Nursing Home Negligence Lawyers For Washington, D.C., Maryland and Virginia
Most neglect that takes place in our long-term care system can be traced to a lack of staffing, either in adequate numbers or with staffing that simply does not have the required knowledge or training. The national standard for staffing in nursing homes is actually quite good. A nursing home receiving federal funding must have sufficient nursing staff to provide nursing and related services to attain and maintain the highest practicable physical, mental and psychosocial wellbeing of each resident, as determined by that resident’s assessments and individual plans of care. See 42 C.F.R. §483.30 (nursing services). The facility must provide such staffing on a 24-hour basis to all residents in accordance with their applicable care plan. Similarly, the staff is to receive training and competency evaluation programs approved by the state. The facility must also provide regular in-service education to insure that all individuals used as nurse aides are competent to provide such services. See 42 C.F.R. §483.75 (Administration).
Regulations governing the staffing in assisted living facilities vary from state to state. However, nursing homes in Washington, D.C., Virginia and Maryland have a component that requires the facility to provide staffing sufficient to meet the needs of the residents.
Despite federal regulations mandating that nursing homes provide sufficient staffing to meet the highest practical needs of the residents, such high standards are not met in many facilities. Because of the subjectivity involved in the federal standard, regulatory officials are not always aggressive in citing nursing homes for inadequate staffing. Many times, staffing shortages are more frequent on the weekends when staffing patterns in the nursing home may change.
When visiting a loved one in a nursing home or assisted living facility, it is a good idea to sometimes visit on weekends or at odd times in the evening to see for yourself the actual levels of staffing on the floor. Clinical correlation between increased staff and the avoidance of adverse outcome is well-established in the long-term care setting. Early studies comparing pressure ulcer prevalence in 30 Virginia nursing homes found that higher pressure sore rates were prevalent in nursing homes with lower staffing levels. Comparison of Clinical Indicators in Two Nursing Homes, Rudman MD, Daniel and Mattson, Dale, American Geriatric Society, Vol. 41: 1317-1325) (Dec. 1993). Another study found that inadequate staffing placed residents at higher risk for dehydration. See, Factors Contributing to Dehydration in Nursing Homes, Inadequate Staffing and Lack of Professional Supervision, Kayser Jones-Geanie and Ellen S. Schell, Journal of American Geriatric Society, Vol. 47, pp. 1187-1194 (1999). This article explains how residents who are the most dependent on staff assistance with ADLs (Activities of Daily Living) are also the most vulnerable to the adverse impact of staffing fluctuations.

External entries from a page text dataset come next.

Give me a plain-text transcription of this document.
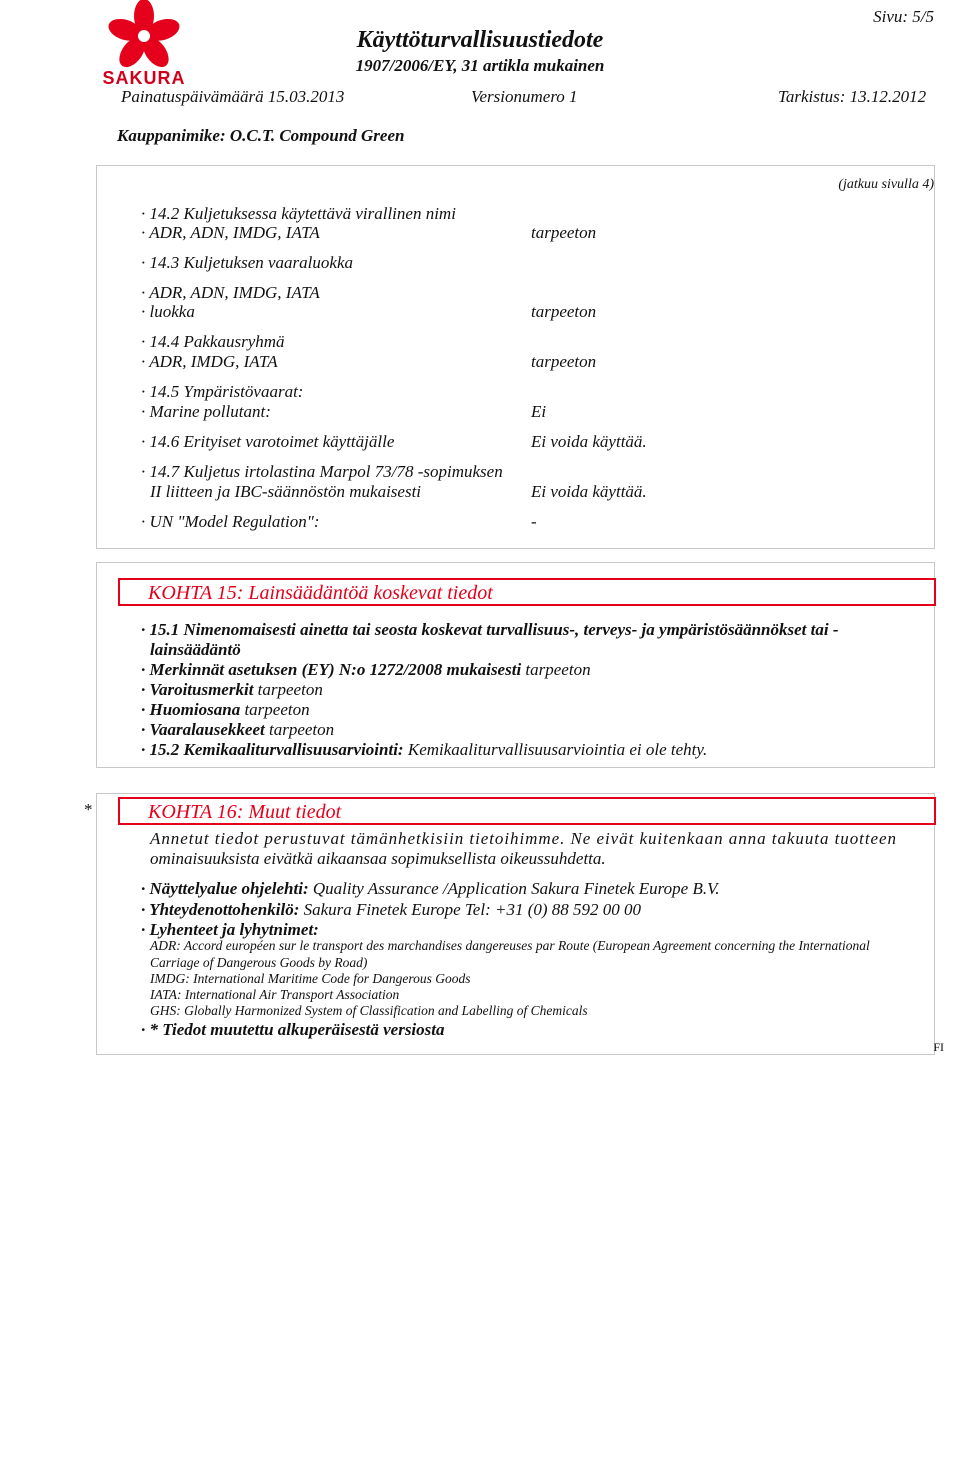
SAKURA
Käyttöturvallisuustiedote
1907/2006/EY, 31 artikla mukainen
Sivu: 5/5
Painatuspäivämäärä 15.03.2013	Versionumero 1	Tarkistus: 13.12.2012
Kauppanimike: O.C.T. Compound Green
(jatkuu sivulla 4)
· 14.2 Kuljetuksessa käytettävä virallinen nimi
· ADR, ADN, IMDG, IATA	tarpeeton
· 14.3 Kuljetuksen vaaraluokka
· ADR, ADN, IMDG, IATA
· luokka	tarpeeton
· 14.4 Pakkausryhmä
· ADR, IMDG, IATA	tarpeeton
· 14.5 Ympäristövaarat:
· Marine pollutant:	Ei
· 14.6 Erityiset varotoimet käyttäjälle	Ei voida käyttää.
· 14.7 Kuljetus irtolastina Marpol 73/78 -sopimuksen
II liitteen ja IBC-säännöstön mukaisesti	Ei voida käyttää.
· UN "Model Regulation":	-
KOHTA 15: Lainsäädäntöä koskevat tiedot
· 15.1 Nimenomaisesti ainetta tai seosta koskevat turvallisuus-, terveys- ja ympäristösäännökset tai -
lainsäädäntö
· Merkinnät asetuksen (EY) N:o 1272/2008 mukaisesti tarpeeton
· Varoitusmerkit tarpeeton
· Huomiosana tarpeeton
· Vaaralausekkeet tarpeeton
· 15.2 Kemikaaliturvallisuusarviointi: Kemikaaliturvallisuusarviointia ei ole tehty.
*	KOHTA 16: Muut tiedot
Annetut tiedot perustuvat tämänhetkisiin tietoihimme. Ne eivät kuitenkaan anna takuuta tuotteen
ominaisuuksista eivätkä aikaansaa sopimuksellista oikeussuhdetta.
· Näyttelyalue ohjelehti: Quality Assurance /Application Sakura Finetek Europe B.V.
· Yhteydenottohenkilö: Sakura Finetek Europe Tel: +31 (0) 88 592 00 00
· Lyhenteet ja lyhytnimet:
ADR: Accord européen sur le transport des marchandises dangereuses par Route (European Agreement concerning the International
Carriage of Dangerous Goods by Road)
IMDG: International Maritime Code for Dangerous Goods
IATA: International Air Transport Association
GHS: Globally Harmonized System of Classification and Labelling of Chemicals
· * Tiedot muutettu alkuperäisestä versiosta
FI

Some residents may require extensive assistance with meal consumption or fluid intake, which can take thirty minutes to an hour for a single resident. Many nursing homes do not allocate sufficient staffing to provide this degree of time for an individual resident. If you have a loved one in a nursing home you should give consideration to visiting during meal time to observe first hand what assistance your loved one actually requires and what he or she is actually receiving. Please check with the nursing staff before feeding any nursing home resident food as the resident may have dietary restrictions. For example, individuals with swallowing difficulties may be able to consume only softened food or thickened liquids.